Professor Paul Lee frames these in Regeneration by Design not as separate concerns but as the Biology pillar of the same system — gut, sleep, and immunity forming a triad that either reinforces or erodes the Chemistry pillar's inflammatory baseline. Adjusting the plate without attending to the microbiome and sleep quality means turning one dial in a system that has three.
Designing your anti-inflammatory response
The mechanisms running through this article point to one practical insight: inflammaging is not a wall you hit, it is a dial — and the dial responds to deliberate inputs at specific points in the system.
That design logic is central to Regeneration by Design, Professor Paul Lee's framework for treating the body's chemistry not as a matter of willpower but of informed choices made at the right nodes. Knowing that omega-3 EPA and DHA directly suppress IL-6 and TNF-α — the same cytokines shown to predict fatigue two to three years out — changes a generic 'eat better' instruction into something targeted.

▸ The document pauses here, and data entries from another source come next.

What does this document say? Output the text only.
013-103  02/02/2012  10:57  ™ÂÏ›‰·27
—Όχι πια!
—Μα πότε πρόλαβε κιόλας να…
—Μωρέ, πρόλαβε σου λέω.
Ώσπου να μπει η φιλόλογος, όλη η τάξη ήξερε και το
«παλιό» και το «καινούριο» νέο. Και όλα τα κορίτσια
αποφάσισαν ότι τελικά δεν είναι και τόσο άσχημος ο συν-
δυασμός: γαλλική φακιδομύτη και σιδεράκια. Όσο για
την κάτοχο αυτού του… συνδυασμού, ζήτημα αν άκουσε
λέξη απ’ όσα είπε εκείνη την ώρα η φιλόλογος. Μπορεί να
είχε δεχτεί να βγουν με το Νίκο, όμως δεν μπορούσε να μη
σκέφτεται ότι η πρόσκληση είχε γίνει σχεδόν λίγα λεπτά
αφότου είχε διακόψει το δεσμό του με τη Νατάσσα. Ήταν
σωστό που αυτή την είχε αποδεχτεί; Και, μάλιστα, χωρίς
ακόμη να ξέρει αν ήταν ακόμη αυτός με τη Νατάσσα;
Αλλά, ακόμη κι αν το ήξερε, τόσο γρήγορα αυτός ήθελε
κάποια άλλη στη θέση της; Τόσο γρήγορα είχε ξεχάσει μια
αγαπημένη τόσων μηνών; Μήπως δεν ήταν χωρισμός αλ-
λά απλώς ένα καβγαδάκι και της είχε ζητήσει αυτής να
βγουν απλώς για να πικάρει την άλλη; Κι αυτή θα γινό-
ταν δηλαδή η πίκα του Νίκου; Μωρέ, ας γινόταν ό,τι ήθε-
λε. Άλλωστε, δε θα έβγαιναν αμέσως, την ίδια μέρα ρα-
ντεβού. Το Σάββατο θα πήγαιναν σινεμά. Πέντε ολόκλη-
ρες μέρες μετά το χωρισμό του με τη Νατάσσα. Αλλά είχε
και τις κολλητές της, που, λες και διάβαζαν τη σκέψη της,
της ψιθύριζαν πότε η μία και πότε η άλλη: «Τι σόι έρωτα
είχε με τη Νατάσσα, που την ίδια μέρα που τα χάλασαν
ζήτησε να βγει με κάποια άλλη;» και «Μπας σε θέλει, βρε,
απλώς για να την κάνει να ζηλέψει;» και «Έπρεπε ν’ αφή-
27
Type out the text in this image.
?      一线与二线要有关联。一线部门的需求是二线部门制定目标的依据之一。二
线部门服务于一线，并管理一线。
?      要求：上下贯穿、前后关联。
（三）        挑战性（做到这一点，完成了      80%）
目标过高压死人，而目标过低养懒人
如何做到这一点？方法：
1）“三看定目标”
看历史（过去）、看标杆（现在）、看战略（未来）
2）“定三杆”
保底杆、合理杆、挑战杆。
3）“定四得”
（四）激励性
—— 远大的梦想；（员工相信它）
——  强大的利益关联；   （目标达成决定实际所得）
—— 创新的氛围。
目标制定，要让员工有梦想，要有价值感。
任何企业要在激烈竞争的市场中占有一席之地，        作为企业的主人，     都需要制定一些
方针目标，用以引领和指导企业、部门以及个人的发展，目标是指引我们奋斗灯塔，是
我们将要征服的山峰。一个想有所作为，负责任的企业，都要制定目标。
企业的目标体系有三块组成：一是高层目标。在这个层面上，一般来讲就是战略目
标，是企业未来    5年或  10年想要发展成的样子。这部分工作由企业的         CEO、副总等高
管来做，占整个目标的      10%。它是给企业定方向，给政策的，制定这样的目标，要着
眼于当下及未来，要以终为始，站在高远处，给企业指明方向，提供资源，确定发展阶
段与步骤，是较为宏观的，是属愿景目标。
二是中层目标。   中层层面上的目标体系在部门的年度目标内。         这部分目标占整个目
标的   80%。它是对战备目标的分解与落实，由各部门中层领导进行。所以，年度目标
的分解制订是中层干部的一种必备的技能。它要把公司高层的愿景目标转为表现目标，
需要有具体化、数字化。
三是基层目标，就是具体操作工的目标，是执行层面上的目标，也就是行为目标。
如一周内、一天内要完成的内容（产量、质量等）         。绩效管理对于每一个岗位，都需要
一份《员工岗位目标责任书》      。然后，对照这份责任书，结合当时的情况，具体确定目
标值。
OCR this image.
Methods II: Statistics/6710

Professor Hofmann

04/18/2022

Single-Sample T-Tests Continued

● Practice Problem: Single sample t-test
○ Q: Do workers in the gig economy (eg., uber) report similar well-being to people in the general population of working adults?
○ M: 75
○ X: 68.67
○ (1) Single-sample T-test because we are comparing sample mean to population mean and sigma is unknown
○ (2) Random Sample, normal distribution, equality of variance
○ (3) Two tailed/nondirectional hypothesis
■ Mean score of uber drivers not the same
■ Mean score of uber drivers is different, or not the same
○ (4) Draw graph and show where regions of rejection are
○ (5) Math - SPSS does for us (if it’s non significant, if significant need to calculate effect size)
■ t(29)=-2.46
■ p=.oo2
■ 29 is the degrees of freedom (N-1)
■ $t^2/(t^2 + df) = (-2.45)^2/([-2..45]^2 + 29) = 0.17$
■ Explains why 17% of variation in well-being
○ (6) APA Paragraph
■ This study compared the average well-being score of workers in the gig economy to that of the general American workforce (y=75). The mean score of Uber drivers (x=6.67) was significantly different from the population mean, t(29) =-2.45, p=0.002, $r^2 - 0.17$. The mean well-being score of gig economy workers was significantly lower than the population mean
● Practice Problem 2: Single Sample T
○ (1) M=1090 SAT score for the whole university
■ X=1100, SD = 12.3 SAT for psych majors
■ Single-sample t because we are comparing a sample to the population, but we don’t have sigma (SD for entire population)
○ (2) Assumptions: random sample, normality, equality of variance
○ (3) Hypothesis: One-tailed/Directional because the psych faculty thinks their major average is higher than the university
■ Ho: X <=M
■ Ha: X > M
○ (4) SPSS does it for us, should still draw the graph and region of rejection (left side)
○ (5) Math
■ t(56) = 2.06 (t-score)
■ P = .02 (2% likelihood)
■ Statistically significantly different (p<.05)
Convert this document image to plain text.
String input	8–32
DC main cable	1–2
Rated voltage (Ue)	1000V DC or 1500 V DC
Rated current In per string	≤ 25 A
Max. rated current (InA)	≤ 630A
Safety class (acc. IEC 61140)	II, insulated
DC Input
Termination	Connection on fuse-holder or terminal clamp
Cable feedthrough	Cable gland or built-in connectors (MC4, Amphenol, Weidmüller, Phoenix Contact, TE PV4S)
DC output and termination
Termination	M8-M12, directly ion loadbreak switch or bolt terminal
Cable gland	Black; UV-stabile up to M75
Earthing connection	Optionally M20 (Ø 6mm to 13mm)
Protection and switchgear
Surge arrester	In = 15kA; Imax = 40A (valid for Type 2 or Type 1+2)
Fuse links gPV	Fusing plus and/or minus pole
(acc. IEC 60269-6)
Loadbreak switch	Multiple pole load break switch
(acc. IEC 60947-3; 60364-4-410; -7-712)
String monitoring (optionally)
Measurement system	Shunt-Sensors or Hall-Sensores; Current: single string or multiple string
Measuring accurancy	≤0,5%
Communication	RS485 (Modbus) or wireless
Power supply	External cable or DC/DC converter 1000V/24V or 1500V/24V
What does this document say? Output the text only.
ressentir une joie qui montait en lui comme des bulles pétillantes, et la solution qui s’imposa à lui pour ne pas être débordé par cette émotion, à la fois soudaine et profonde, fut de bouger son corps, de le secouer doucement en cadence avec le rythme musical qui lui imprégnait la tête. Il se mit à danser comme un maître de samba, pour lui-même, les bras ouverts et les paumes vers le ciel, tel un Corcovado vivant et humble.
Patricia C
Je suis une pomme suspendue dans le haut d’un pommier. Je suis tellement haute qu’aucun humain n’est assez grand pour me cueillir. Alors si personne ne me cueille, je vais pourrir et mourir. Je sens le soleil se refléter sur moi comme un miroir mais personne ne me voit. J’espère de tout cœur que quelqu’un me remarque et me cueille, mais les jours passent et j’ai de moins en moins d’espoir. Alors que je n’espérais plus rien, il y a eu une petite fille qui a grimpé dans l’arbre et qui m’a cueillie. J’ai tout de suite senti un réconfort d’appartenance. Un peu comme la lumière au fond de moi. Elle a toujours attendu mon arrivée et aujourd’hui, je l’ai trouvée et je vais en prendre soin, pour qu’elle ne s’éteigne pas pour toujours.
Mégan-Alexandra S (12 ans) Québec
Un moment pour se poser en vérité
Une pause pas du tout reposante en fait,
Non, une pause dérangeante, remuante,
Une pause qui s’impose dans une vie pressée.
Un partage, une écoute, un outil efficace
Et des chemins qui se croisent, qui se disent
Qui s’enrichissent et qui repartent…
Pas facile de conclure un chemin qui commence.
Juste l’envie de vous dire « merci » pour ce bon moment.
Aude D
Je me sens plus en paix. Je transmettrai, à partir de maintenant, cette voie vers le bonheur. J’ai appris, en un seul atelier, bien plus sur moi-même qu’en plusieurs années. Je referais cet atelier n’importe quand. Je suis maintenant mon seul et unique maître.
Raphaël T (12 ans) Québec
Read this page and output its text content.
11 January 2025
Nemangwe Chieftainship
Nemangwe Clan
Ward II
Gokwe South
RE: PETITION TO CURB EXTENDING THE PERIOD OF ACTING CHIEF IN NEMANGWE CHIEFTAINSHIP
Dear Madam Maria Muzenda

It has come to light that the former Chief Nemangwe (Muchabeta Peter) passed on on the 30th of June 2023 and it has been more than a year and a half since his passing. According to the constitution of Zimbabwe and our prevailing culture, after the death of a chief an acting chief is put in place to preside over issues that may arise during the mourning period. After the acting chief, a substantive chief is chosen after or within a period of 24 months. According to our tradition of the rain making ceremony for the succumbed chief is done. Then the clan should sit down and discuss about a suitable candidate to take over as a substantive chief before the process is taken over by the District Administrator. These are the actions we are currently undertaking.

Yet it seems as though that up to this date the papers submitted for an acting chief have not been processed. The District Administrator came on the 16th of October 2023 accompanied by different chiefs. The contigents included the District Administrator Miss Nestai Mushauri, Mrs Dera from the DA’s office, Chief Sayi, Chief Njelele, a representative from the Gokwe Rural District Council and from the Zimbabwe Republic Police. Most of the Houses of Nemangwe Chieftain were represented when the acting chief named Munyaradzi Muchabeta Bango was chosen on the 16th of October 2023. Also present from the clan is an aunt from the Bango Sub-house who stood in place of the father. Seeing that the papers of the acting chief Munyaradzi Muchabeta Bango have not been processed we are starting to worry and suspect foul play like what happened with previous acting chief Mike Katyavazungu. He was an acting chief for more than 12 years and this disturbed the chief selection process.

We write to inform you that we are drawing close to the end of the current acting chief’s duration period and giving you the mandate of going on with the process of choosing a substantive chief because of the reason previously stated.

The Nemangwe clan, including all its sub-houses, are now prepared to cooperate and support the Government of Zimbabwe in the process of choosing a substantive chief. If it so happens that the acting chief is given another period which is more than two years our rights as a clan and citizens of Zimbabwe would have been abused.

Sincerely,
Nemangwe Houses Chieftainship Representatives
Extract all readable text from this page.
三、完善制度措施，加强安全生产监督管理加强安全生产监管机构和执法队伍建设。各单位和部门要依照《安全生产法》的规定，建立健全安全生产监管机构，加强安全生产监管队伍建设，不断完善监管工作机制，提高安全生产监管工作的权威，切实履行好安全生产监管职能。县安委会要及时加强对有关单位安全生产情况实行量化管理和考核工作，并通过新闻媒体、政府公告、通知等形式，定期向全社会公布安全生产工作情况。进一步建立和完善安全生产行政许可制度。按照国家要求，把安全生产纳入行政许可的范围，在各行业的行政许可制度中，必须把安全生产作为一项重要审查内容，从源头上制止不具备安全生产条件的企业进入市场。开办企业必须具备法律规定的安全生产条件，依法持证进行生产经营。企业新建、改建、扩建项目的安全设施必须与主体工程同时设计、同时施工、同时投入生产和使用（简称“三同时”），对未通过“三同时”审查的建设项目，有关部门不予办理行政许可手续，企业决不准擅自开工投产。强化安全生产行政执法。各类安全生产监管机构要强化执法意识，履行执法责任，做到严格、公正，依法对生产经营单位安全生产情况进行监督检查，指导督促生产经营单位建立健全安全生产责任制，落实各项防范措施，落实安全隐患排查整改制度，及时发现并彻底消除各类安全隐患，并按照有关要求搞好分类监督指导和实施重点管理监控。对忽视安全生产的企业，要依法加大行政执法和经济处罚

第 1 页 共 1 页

Three starting moves follow from the evidence above. Shift to the plate proportions outlined in the previous section this week; the anti-inflammatory effect is in the pattern, not any single ingredient. Add oily fish two to three times a week to interrupt the cytokine loop at its most tractable point. Identify one processed-food or refined-carbohydrate habit to reduce — not out of abstinence, but because it is a documented input to IL-6 and CRP elevation.
Measurable change in inflammatory biomarkers is realistic within twelve weeks; the damage accumulated on a similar timescale, and repair follows the same gradient.
Sleep quality and movement reduce the inflammatory load that diet alone cannot fully offset, which is why the Chemistry pillar works as part of a system rather than a standalone supplement list. Anyone with specific health concerns should speak with a healthcare professional — what this framework offers is wellness optimisation, not medical treatment.